Figure 4: Gemini-2.5-Pro's multi-dimensional evaluation of GPT-5–distilled data and the training dataset of DentalGPT, highlighting gains in professional quality and knowledge density.

Benchmark Construction and Experimental Setup

A comprehensive evaluation suite is constructed, comprising:

• MMOral-OPG-Bench: High-quality panoramic X-ray VQA with expert labels.
• DentalBench-Mixed: Aggregated tooth-image subsets from established medical VQA datasets.
• Expert-annotated Benchmarks: Multi-label intraoral and panoramic benchmarks with strict cross-validation among board-certified dentists, ensuring robust clinical validity.

  Figure 5: Examples of Expert-annotated Benchmarks.

Cross-validation protocols filter out disagreements and uncertain cases, ensuring that only consensus-labeled samples are retained for evaluation.

Results

DentalGPT, with only 7B parameters, delivers pronounced improvements in diagnostic accuracy across all curated dental image understanding and VQA benchmarks, notably outperforming state-of-the-art open-source, commercial, and even much larger proprietary MLLMs.

• On MMOral-OPG-Bench: 60.0% accuracy, significantly ahead of best generalist MLLMs.
• On Intraoral and Panoramic Classification Benchmarks: Up to 84.0% accuracy, representing substantial gains over both the Qwen2.5-VL-7B-Instruct base and significantly larger competitors.

  Figure 6: Accuracy (%) of MLLMs with and without the complex reasoning mode on the MMOral-OPG-Bench.

Ablation analysis shows that both staged data alignment and RL are indispensable: staged enhancement with increasing domain data scales boosts the RL training ceiling, and RL further improves CoT-driven diagnostic reliability.

Figure 7: Accuracy reward (%) of MLLM during RL training under different scales of the Stage I dataset.

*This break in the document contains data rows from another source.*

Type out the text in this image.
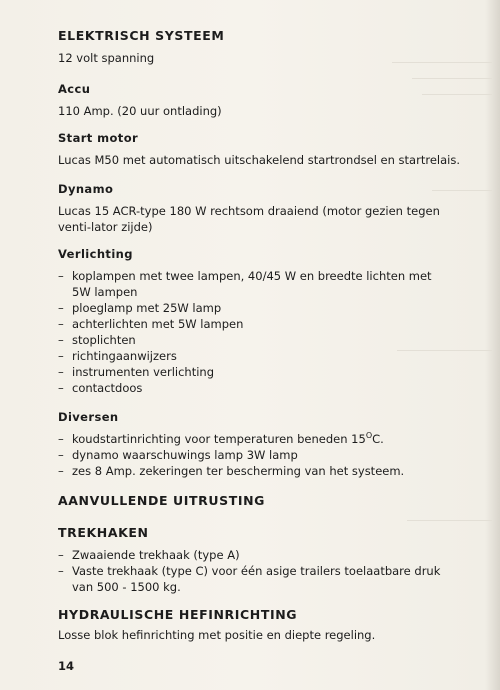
ELEKTRISCH SYSTEEM

12 volt spanning

Accu

110 Amp. (20 uur ontlading)

Start motor

Lucas M50 met automatisch uitschakelend startrondsel en startrelais.

Dynamo

Lucas 15 ACR-type 180 W rechtsom draaiend (motor gezien tegen venti-lator zijde)

Verlichting
– koplampen met twee lampen, 40/45 W en breedte lichten met 5W lampen
– ploeglamp met 25W lamp
– achterlichten met 5W lampen
– stoplichten
– richtingaanwijzers
– instrumenten verlichting
– contactdoos
Diversen
– koudstartinrichting voor temperaturen beneden $15^OC$.
– dynamo waarschuwings lamp 3W lamp
– zes 8 Amp. zekeringen ter bescherming van het systeem.
AANVULLENDE UITRUSTING
TREKHAKEN
– Zwaaiende trekhaak (type A)
– Vaste trekhaak (type C) voor één asige trailers toelaatbare druk van 500 - 1500 kg.
HYDRAULISCHE HEFINRICHTING

Losse blok hefinrichting met positie en diepte regeling.

14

Case studies provide qualitative evidence of iterative improvement: DentalGPT with RL-augmented reasoning shows true reflective analysis on challenging multimodal tasks, correctly arriving at nuanced diagnoses unreachable by baseline models.

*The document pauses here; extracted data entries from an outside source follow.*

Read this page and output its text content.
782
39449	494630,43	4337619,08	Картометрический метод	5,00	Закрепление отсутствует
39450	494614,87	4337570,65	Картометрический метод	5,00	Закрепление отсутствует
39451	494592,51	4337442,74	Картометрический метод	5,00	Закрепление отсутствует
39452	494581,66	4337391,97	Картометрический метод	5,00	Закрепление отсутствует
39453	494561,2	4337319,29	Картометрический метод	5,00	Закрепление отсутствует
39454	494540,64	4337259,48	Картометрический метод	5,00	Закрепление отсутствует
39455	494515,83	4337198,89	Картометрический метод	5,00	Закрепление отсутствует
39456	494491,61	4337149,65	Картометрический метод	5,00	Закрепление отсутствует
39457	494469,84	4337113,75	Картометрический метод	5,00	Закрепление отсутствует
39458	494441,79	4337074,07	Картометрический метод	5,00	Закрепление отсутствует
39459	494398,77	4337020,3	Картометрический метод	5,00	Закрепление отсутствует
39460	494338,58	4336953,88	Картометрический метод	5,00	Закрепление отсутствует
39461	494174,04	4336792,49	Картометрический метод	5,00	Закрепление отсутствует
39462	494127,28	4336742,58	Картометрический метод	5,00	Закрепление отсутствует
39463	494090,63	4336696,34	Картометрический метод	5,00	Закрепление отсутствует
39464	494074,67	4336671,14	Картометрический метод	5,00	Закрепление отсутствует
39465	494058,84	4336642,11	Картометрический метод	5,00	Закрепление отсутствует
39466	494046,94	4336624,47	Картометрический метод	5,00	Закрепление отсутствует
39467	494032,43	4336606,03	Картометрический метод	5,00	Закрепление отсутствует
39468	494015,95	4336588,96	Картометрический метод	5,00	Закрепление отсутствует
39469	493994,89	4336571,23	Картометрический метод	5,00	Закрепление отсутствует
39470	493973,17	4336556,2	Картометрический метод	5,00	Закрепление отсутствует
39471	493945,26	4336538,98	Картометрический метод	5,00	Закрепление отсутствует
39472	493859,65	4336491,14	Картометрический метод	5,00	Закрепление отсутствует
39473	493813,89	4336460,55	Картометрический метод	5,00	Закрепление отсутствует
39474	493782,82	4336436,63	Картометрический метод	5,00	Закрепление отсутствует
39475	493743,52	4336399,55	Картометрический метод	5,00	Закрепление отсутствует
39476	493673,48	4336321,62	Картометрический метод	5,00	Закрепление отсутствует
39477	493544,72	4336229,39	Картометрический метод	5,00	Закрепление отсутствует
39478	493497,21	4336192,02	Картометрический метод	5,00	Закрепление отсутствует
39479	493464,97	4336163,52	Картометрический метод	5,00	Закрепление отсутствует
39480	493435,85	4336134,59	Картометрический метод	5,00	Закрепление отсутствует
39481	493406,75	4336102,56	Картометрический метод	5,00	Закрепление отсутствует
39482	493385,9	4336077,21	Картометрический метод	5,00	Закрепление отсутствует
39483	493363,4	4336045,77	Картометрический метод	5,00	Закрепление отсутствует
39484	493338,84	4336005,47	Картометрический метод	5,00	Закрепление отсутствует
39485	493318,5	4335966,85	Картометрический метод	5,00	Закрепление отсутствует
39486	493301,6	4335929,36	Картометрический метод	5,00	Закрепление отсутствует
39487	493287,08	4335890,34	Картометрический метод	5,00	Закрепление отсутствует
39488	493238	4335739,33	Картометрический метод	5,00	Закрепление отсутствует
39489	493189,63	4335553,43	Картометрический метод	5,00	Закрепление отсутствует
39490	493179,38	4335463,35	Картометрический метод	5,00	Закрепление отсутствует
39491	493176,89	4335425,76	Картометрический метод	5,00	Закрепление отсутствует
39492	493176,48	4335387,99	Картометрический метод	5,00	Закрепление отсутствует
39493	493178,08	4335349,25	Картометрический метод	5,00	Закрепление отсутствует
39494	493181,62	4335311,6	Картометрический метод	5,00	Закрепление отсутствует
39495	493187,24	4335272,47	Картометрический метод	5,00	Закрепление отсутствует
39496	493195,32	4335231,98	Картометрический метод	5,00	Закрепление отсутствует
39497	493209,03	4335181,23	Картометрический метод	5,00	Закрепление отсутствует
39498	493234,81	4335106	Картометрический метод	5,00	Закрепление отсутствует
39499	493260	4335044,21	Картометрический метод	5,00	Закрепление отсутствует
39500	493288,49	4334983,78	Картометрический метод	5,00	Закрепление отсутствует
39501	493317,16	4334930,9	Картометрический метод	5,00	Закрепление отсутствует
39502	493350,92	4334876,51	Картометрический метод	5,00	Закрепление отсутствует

Figure 8: Examples of DentalGPT and its backbones analyzing a multimodal task in dentistry. Red indicates incorrect analysis, green indicates correct analysis, and orange highlights reflective turns in the complex reasoning process.

Implications and Future Directions

DentalGPT sets a new paradigm for specialty-centric foundation models in medical AI. The demonstrated efficacy of staged domain alignment and explicit reasoning optimization indicates that parameter count is not the sole determinant of clinical utility for MLLMs. The results suggest that substantial gains are attainable through high-quality, domain-specific supervision and reinforcement objectives tailored to the reasoning demands of the target field.

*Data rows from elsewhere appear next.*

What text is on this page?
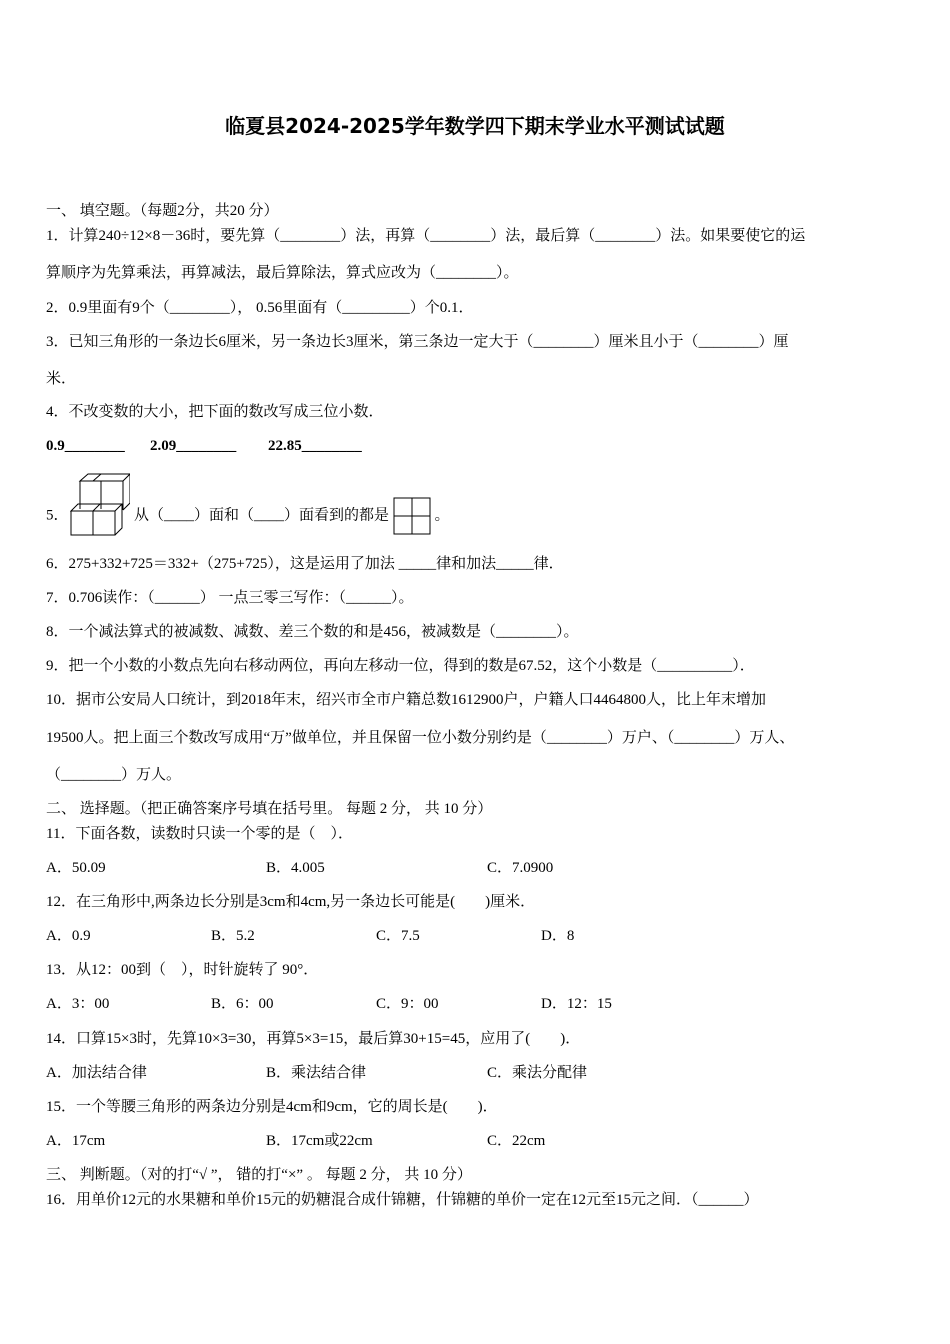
临夏县2024-2025学年数学四下期末学业水平测试试题
一、 填空题。（每题2分，共20 分）
1．计算240÷12×8－36时，要先算（________）法，再算（________）法，最后算（________）法。如果要使它的运
算顺序为先算乘法，再算减法，最后算除法，算式应改为（________）。
2．0.9里面有9个（________）， 0.56里面有（_________）个0.1．
3．已知三角形的一条边长6厘米，另一条边长3厘米，第三条边一定大于（________）厘米且小于（________）厘
米．
4．不改变数的大小，把下面的数改写成三位小数．
0.9________ 2.09________ 22.85________
5．	从（____）面和（____）面看到的都是	。
6．275+332+725＝332+（275+725），这是运用了加法 _____律和加法_____律．
7．0.706读作：（______） 一点三零三写作：（______）。
8．一个减法算式的被减数、减数、差三个数的和是456，被减数是（________）。
9．把一个小数的小数点先向右移动两位，再向左移动一位，得到的数是67.52，这个小数是（__________）．
10．据市公安局人口统计，到2018年末，绍兴市全市户籍总数1612900户，户籍人口4464800人，比上年末增加
19500人。把上面三个数改写成用“万”做单位，并且保留一位小数分别约是（________）万户、（________）万人、
（________）万人。
二、 选择题。（把正确答案序号填在括号里。 每题 2 分， 共 10 分）
11．下面各数，读数时只读一个零的是（　）．
A．50.09	B．4.005	C．7.0900
12．在三角形中,两条边长分别是3cm和4cm,另一条边长可能是(　　)厘米．
A．0.9	B．5.2	C．7.5	D．8
13．从12：00到（　），时针旋转了 90°．
A．3：00	B．6：00	C．9：00	D．12：15
14．口算15×3时，先算10×3=30，再算5×3=15，最后算30+15=45，应用了(　　)．
A．加法结合律	B．乘法结合律	C．乘法分配律
15．一个等腰三角形的两条边分别是4cm和9cm，它的周长是(　　)．
A．17cm	B．17cm或22cm	C．22cm
三、 判断题。（对的打“√ ”， 错的打“×” 。 每题 2 分， 共 10 分）
16．用单价12元的水果糖和单价15元的奶糖混合成什锦糖，什锦糖的单价一定在12元至15元之间．（______）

Practical deployment in clinical decision support and real-time consultation is supported by the compact architecture. The framework is extensible to other medical modalities or granular subfields, provided analogous domain curation and training pipelines. Theoretical implications include evidence for the upper bound of reasoning capabilities attainable via staged RL and the necessity of reflective CoT under expert supervision.

Areas for future exploration include integrating temporal imaging data (e.g., dental progression over visits), multimodal fusion with patient history or structured electronic records, and exploring RLHF variants for higher-quality diagnostic explanations. Further, benchmarking DentalGPT on international and rare-condition cohorts will be essential for real-world generalizability and safety assessment.

Conclusion

DentalGPT advances the state of the art in multimodal reasoning for automated dental diagnostics, illustrating that systematic domain data engineering and staged reinforcement can yield clinically proficient models even at modest model scales (2512.11558). This work underscores the importance of specialty-specific foundations for medical AI and sets the stage for broader applications in precision healthcare, trustworthy automated interpretation, and collaborative practitioner–AI workflows.